Relationship marketing has emerged from the 1980s as a key concept in marketing literature and widely adopted by organizations in the contemporary business world. Relationship marketing shifts attention from short-term transaction and immediate profits toward a process of creating customer value through long-term relationships with customers.
The modern relationship marketing can be understood if it is contrasted with the traditional transactional marketing. In transactional marketing, the focus is on sales and sales are achieved through the effective implementation of marketing mix. Sales are perceived to be the result of immediate actions such as aggressive selling, sales promotion, or advertising.
Relationship marketing's focus is not on immediate sales; rather it is directed at building a large group of satisfied and loyal customers.
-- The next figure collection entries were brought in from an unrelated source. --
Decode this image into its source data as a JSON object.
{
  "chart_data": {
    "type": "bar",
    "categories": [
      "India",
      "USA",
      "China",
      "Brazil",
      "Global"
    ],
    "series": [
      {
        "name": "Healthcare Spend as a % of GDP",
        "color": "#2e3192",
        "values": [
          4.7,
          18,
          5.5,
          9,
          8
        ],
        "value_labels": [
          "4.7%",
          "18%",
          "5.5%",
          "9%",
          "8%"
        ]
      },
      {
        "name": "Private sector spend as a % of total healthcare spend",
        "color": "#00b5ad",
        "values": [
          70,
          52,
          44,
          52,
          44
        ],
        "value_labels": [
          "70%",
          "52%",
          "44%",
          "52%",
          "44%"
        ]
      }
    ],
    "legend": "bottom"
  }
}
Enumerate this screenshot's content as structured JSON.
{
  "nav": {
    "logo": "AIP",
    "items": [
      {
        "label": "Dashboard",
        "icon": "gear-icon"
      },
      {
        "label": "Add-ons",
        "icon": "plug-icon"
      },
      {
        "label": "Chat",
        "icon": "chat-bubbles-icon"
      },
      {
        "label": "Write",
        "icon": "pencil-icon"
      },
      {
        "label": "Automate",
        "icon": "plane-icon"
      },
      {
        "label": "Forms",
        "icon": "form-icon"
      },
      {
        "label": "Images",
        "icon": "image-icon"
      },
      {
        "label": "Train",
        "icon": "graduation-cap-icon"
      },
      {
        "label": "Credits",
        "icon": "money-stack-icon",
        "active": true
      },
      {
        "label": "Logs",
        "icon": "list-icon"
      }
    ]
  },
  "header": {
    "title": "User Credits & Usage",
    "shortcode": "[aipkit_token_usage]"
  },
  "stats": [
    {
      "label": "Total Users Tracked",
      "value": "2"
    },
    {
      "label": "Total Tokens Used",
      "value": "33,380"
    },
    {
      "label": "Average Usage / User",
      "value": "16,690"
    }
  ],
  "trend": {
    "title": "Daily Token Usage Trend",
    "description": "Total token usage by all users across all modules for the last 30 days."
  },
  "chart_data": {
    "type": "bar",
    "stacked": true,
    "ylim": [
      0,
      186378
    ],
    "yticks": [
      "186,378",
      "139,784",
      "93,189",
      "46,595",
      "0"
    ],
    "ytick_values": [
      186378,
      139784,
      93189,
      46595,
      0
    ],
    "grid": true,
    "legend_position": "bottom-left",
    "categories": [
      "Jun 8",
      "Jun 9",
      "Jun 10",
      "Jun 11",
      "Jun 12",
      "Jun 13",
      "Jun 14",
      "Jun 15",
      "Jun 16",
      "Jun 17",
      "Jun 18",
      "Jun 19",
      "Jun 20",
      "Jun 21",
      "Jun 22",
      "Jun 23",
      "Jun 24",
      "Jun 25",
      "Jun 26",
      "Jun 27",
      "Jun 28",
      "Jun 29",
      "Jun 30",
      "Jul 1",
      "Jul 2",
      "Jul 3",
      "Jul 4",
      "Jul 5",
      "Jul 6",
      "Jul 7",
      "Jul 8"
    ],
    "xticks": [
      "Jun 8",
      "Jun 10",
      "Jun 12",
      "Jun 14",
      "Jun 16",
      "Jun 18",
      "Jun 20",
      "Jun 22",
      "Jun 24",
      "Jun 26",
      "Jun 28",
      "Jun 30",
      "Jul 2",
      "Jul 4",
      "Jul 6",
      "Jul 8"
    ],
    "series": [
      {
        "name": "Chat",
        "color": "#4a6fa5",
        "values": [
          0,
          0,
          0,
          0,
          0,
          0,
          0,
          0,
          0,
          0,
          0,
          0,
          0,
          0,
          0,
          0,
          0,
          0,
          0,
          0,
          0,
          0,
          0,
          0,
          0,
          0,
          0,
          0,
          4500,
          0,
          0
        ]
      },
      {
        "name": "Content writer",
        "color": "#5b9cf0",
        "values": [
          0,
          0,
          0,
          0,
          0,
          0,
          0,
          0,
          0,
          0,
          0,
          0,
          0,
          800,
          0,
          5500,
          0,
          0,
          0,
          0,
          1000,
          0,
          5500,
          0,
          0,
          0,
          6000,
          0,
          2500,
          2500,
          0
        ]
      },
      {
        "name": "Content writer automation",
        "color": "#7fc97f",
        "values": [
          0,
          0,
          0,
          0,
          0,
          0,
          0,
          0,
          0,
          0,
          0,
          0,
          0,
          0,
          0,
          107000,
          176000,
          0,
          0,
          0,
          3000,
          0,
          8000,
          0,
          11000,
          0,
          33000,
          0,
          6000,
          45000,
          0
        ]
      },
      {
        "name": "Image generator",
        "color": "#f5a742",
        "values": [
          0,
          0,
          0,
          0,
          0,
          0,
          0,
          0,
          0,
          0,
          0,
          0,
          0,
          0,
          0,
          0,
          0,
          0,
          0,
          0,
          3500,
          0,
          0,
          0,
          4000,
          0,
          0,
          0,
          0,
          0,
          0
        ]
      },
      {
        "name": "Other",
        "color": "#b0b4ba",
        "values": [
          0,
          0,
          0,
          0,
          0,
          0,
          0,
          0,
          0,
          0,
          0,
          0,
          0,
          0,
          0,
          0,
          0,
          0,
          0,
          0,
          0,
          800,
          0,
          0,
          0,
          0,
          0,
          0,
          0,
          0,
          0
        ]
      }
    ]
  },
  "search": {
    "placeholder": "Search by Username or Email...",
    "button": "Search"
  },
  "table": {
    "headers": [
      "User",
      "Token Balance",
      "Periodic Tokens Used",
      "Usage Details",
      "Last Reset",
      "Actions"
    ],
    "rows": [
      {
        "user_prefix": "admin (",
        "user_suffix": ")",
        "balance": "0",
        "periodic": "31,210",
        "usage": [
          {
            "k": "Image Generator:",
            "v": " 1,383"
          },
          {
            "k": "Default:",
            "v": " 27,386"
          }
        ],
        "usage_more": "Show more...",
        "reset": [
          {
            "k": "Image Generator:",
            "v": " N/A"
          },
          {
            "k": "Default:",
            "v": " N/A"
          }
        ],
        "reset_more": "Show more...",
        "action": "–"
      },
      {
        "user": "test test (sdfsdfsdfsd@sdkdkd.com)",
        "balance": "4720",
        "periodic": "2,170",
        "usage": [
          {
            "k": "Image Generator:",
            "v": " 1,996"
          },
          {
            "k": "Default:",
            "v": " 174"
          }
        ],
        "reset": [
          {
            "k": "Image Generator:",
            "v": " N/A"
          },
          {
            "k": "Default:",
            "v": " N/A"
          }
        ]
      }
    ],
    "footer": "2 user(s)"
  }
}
Customer retention and winning back lost customers are the key strategy in relationship marketing. Relationship marketing uses sustained long-term efforts in delivering value to the customers and profit to the firm.
In a competitive market, it is not enough to build relationship only with customers; it is equally important to establish relationships with the vendors, intermediaries, and other influence groups. Relationship marketing is adopted by smart marketers who try to build up a long-term trusting, win-win relationship with valued customers, distributors, dealers, suppliers, and other stakeholders.
This approach is directed at building strong economic, technical and social relationship with the parties concerned over a period of time. The objective of relationship marketing is to build a valuable company asset popularly known as marketing network. today, the real competition is not between companies; rather it is between marketing networks.